Eu não sei como serão as coisas no futuro, mas o que eu sei é que em 2019 você não pode sequer cogitar falar em jogar no PC sem mencionar a Steam. Essa é a UMA loja para a todos governar, em promoções aprisiona-los.

Quer dizer, porque não seria? Ter todos seus jogos em um lugar só, numa plataforma ultra funcional, com os melhores preços do mercado e ainda uma promoçãozinha e outra de vez em quando? Holy cannoli, do que mais alguém precisaria na vida? A Steam é tão grande, tão prática, tão comoda que muitas lojas online só vendem códigos para você ativar seu jogo na Steam, isso é o quão grande ela é.
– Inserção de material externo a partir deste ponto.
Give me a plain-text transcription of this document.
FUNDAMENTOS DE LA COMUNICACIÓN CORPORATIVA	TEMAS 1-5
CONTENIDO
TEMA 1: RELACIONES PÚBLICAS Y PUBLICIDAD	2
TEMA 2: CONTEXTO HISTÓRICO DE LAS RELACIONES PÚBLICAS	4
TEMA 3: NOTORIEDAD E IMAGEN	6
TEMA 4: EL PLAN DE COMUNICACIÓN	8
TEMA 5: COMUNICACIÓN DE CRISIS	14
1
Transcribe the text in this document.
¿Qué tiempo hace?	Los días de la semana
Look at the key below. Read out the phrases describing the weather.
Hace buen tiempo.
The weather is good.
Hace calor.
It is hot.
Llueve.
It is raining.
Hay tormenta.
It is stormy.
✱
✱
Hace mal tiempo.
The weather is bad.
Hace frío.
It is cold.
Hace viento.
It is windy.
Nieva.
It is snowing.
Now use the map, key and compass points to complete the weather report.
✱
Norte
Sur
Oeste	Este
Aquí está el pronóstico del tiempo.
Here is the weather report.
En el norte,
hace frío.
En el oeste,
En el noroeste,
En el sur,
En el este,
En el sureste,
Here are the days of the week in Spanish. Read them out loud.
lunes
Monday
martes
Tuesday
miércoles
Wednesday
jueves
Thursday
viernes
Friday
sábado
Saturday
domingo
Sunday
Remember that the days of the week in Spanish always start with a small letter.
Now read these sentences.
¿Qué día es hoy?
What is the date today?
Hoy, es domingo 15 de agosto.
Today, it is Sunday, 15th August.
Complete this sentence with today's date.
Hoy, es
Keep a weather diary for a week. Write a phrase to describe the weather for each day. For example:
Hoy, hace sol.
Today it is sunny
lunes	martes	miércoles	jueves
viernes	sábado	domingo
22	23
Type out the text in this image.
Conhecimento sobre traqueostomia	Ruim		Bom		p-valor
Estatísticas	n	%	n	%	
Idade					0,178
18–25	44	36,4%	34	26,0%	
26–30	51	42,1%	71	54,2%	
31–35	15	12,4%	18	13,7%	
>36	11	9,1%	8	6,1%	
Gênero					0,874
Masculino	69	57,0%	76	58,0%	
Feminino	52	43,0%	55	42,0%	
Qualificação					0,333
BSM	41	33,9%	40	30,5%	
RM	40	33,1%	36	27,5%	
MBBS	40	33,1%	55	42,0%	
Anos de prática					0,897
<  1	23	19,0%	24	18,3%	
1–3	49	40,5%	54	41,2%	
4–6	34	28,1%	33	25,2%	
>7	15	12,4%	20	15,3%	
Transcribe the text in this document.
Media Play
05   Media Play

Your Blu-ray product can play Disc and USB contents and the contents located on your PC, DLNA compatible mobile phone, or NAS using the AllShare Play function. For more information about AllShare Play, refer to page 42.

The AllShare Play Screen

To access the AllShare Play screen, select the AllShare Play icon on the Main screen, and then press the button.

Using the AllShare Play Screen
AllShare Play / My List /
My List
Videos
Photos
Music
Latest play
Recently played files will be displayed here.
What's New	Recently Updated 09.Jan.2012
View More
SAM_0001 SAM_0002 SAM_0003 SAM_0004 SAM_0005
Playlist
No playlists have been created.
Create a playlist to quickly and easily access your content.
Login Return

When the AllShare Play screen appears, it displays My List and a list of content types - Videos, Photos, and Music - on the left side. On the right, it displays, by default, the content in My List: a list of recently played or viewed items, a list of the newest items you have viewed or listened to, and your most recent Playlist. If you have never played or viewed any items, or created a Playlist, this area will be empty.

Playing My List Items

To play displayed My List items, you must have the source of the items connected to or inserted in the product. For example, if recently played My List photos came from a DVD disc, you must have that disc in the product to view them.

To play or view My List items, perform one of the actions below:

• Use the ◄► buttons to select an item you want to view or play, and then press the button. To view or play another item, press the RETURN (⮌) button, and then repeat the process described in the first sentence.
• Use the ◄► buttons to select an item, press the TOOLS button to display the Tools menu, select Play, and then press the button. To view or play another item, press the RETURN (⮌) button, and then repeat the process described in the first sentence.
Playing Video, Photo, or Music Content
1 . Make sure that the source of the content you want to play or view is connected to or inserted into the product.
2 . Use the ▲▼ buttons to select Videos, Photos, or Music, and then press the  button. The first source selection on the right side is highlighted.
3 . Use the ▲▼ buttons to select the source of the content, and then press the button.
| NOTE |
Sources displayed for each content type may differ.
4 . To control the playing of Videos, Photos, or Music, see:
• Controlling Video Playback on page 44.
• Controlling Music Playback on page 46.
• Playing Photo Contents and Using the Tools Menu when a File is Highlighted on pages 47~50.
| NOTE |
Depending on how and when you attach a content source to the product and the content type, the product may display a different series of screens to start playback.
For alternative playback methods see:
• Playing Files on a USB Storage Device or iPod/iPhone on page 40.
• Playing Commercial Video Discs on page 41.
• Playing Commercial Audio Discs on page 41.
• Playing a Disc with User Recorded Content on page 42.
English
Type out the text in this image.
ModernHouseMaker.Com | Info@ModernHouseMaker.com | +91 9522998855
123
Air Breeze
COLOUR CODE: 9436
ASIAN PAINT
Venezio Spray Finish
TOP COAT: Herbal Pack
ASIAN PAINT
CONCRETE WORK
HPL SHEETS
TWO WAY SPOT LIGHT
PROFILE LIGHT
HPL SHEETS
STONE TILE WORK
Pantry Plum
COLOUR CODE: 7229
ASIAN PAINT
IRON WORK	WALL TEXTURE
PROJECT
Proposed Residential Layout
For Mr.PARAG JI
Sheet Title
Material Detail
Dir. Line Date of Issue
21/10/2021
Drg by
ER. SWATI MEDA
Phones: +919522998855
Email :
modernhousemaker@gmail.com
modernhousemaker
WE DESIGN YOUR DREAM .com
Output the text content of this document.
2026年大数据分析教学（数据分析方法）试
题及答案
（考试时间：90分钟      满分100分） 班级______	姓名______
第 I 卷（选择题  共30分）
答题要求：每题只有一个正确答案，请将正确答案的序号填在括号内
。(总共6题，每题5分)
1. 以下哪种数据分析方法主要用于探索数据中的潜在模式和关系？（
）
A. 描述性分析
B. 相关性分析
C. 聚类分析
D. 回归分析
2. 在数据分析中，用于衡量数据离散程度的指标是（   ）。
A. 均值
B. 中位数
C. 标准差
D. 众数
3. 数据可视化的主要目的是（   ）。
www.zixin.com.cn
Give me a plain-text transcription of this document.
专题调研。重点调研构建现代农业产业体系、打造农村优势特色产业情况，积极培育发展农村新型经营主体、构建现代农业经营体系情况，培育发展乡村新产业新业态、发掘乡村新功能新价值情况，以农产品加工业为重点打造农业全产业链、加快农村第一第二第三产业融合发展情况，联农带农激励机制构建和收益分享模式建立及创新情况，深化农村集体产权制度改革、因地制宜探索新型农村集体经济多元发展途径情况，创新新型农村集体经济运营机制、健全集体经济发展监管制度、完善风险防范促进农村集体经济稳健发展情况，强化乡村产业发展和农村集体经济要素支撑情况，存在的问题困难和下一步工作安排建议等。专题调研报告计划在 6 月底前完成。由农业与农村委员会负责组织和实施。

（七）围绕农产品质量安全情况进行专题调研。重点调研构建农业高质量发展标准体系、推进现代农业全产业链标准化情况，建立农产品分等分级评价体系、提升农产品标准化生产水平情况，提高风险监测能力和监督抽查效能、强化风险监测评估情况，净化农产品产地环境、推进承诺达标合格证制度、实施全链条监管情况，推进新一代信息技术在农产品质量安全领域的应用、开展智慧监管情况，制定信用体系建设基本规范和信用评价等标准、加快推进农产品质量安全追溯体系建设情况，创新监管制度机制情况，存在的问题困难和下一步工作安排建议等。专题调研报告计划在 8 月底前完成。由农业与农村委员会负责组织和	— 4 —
Por isso quando uma produtora de jogos pede "por favor, compre o nosso jogo na nossa plataforma e não na Steam para nós ficarmos com 100% do lucro", a reação natural de qualquer gamer seria apenas rir na cara desse iludido. Olha dude, legal o jogo que você fez mas eu não estou disposto a abrir mão do meu conforto e praticidade pra te ajudar. Sorry, but ema ema ema, cada um com seus pobrema.

Não vai rolar, nunca vai rolar. Sem chance. Never ever forever. A mera ideia disso me faz rir.


Exceto nesse caso.

Outra coisa eu eu nunca, nunca, mas NUNCA faço mesmo é pré-compra de um jogo. A própria ideia é uma idiotice por si só. Quer dizer, pré-compra surgiu numa época que os jogos eram adquiridos em lojas fisicas e o perigo de um grande titulo esgotar o estoque era real. Então você comprava antes do lançamento na esperança que o jogo fosse bom, porque a outra opção seria ficar até meses sem ter outra chance de ter aquele jogo.

Na época da distribuição digital, isso acabou. O jogo não esgota, obviamente, mas ainda existe pré-compra. Por que? A resposta para isso seria bastante longa e envolveria um post muito grande sobre imaturidade do publico, necessidade de se sentir parte de uma comunidade e várias outras coisas que tem muito mais haver com carencias emocionais do publico do que o jogo não estar acesssível.

Não existe nem um único pró palpavel, e existem infinitos contras. Talvez o jogo seja uma merda (né, Mass Effect Andromeda?), talvez ele seja bugado pra caralho (né, qualquer coisa que a Bethesda faz?), talvez ele sequer rode (né, Batman Arkham City?), talvez ele só vá ser concluído através de patchs dali a um ano (né, No Man's Sky?). Você não tem nada a ganhar e muito a perder.

Espere o jogo ser lançado, espere reviews de pessoas que você sabe que não jornalistas completos retardados, espere. Nesse momento eu já tenho mais jogos a minha disposição do que eu possivelmente terei tempo na vida para jogar, então qual é o desespero de TER que comprar alguma coisa antecipadamente?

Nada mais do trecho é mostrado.